Shewhart originally referred to control limits as “action limits” and special cause variation as “assignable cause” offering some insight into the relationship between the two (Wheeler, 2004). The term “assignable cause” (sometimes called “attributable cause”) means that a specific, documentable source within the operations that accounts for a specific point falling outside control limits can be isolated. In survey data collection, this can be the improper application of protocols, a glitch in the computerized interviewing software, or other technical or human problems. For example, the data for day 7 in Figure 9.1 might include a newly trained interviewer who misunderstood the survey protocols and skipped an entire section of the questionnaire in all of his or her interviews, thus driving down the subgroup average for that day. Alternatively, imagine a problem in the CAPI software, data transmission, or KPI calculation that cut many of the interview durations in half on that day only. This data point could also be due to natural events (e.g., thunderstorms that affected interviewer work), but the true assignable cause cannot be known without further exploration into the data produced on day 7. To determine the cause, the manager or supervisor would look for reasonable evidence of the suspected cause by retracing the data stream, talking with interviewers, or even by conducting follow-up interviews with the affected respondents. Each of these is a way to gather more information about the data points that make up that subgroup’s mean. Depending on the data collection rules and the specific assignable cause identified, data from that day or from that interviewer may be reviewed and removed from the deliverable data file, or the data may simply be removed from the control chart for the purposes of monitoring control. In all cases, evidence of special cause variation, as displayed in the chart, should prompt a manager to take immediate action to determine the source or sources of the variation.
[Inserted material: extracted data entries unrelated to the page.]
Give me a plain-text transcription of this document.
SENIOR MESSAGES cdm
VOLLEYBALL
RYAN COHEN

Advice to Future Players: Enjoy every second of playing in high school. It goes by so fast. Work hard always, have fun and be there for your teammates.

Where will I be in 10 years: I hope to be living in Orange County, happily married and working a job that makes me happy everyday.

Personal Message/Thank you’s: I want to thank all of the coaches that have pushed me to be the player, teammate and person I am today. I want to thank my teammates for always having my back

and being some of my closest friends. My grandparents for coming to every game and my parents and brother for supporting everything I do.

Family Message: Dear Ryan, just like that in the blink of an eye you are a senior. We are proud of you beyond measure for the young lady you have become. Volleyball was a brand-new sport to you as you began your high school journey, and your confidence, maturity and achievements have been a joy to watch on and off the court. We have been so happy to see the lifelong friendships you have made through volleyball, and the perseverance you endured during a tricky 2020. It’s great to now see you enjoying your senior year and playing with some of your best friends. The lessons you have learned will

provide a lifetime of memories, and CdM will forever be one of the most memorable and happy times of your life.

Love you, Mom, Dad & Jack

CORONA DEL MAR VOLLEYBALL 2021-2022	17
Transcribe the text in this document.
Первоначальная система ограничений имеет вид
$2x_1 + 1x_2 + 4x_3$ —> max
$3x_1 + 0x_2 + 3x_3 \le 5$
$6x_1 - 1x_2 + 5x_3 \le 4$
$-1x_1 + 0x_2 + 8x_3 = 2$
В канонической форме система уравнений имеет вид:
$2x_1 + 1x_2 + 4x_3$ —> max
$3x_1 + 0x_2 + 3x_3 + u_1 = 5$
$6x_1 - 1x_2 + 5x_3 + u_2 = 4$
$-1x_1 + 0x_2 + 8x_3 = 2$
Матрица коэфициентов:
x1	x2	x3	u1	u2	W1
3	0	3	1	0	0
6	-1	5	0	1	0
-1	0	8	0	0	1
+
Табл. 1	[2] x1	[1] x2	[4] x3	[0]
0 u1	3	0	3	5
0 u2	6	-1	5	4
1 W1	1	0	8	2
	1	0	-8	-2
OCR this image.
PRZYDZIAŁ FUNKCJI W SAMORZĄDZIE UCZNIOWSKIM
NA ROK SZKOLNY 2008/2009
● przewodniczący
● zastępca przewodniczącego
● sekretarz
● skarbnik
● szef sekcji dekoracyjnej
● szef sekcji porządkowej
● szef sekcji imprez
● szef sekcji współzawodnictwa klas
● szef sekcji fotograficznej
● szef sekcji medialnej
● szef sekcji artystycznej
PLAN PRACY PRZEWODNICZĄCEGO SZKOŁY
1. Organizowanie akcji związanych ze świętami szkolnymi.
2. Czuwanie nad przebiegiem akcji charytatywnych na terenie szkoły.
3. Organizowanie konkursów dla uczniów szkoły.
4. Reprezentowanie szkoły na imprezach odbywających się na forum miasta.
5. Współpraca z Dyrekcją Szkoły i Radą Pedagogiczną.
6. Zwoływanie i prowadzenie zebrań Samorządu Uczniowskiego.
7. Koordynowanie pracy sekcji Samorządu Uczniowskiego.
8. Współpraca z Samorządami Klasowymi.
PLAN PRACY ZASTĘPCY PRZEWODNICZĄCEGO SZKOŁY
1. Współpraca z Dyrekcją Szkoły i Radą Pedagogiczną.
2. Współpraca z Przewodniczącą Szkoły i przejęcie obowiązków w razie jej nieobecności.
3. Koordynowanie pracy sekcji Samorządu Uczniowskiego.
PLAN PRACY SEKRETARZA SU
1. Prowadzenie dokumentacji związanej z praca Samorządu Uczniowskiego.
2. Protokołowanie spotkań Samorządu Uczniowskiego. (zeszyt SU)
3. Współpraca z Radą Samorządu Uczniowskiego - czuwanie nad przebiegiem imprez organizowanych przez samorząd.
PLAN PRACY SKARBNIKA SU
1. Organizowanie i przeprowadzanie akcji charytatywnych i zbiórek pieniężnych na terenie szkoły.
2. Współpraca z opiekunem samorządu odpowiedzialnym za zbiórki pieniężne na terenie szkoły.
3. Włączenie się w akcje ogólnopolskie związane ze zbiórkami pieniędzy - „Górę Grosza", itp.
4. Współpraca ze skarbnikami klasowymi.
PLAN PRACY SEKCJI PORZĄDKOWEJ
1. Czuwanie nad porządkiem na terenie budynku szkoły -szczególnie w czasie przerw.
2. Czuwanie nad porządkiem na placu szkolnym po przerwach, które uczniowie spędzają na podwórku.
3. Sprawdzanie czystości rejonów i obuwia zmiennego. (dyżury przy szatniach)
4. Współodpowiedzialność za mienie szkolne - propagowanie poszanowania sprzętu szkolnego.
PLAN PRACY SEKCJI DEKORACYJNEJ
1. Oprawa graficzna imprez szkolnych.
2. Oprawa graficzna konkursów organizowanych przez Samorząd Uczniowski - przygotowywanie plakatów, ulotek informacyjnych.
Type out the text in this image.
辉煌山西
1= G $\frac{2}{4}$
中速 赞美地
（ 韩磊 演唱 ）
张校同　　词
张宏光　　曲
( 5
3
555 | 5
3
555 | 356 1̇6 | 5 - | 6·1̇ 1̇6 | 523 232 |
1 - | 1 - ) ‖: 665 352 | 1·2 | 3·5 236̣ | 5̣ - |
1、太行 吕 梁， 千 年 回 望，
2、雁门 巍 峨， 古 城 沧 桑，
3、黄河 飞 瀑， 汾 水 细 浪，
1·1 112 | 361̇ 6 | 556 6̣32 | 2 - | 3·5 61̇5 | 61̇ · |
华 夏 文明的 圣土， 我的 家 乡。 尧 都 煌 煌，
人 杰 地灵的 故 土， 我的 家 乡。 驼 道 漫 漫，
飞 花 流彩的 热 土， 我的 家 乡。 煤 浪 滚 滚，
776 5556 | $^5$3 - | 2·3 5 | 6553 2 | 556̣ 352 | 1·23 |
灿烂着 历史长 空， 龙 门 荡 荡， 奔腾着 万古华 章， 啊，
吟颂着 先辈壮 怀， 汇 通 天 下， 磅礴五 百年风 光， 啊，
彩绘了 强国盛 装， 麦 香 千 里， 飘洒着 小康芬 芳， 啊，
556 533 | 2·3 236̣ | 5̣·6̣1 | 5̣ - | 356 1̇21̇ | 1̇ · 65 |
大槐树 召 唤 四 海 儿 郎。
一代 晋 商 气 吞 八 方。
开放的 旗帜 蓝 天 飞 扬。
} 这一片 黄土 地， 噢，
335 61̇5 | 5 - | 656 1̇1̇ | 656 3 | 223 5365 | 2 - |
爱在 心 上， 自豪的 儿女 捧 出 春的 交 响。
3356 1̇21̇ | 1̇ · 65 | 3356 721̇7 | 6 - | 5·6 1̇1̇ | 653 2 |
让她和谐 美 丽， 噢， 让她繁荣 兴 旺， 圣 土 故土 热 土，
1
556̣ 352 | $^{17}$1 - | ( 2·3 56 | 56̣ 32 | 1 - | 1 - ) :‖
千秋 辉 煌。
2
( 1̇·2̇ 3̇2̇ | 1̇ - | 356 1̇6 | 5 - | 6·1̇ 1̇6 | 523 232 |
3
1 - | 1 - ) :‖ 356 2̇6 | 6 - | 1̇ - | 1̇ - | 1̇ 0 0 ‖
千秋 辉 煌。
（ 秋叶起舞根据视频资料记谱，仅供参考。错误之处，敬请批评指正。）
Numerous control charts and related visual displays are available in any SPC or control chart software program, but only a few are highlighted in this chapter. Charts may be created with rational subgroups of one observation (e.g., XmR charts), essentially plotting individual points over time (see Ryan, 2000; Wheeler, 2004, Chapter 5). See Figure A.1 in the Appendix of this chapter for a description of the various kinds of charts available and how to choose which to use. In addition to control charts described in this chapter, there are other graphical SQC techniques that managers may use to control KPIs. The ANOM chart looks much like the control chart, but the rational subgroups are not time based. The chart compares each subgroup’s average or proportion to the average or proportion of all subgroups with a rationale similar to analysis of variance. The groups on the x-axis could be interviewers, states, or other categorical variables, and the limits are referred to as decision limits using alpha levels identical to statistical test alpha settings. Examples of both control charts and ANOM charts are shown later in this chapter.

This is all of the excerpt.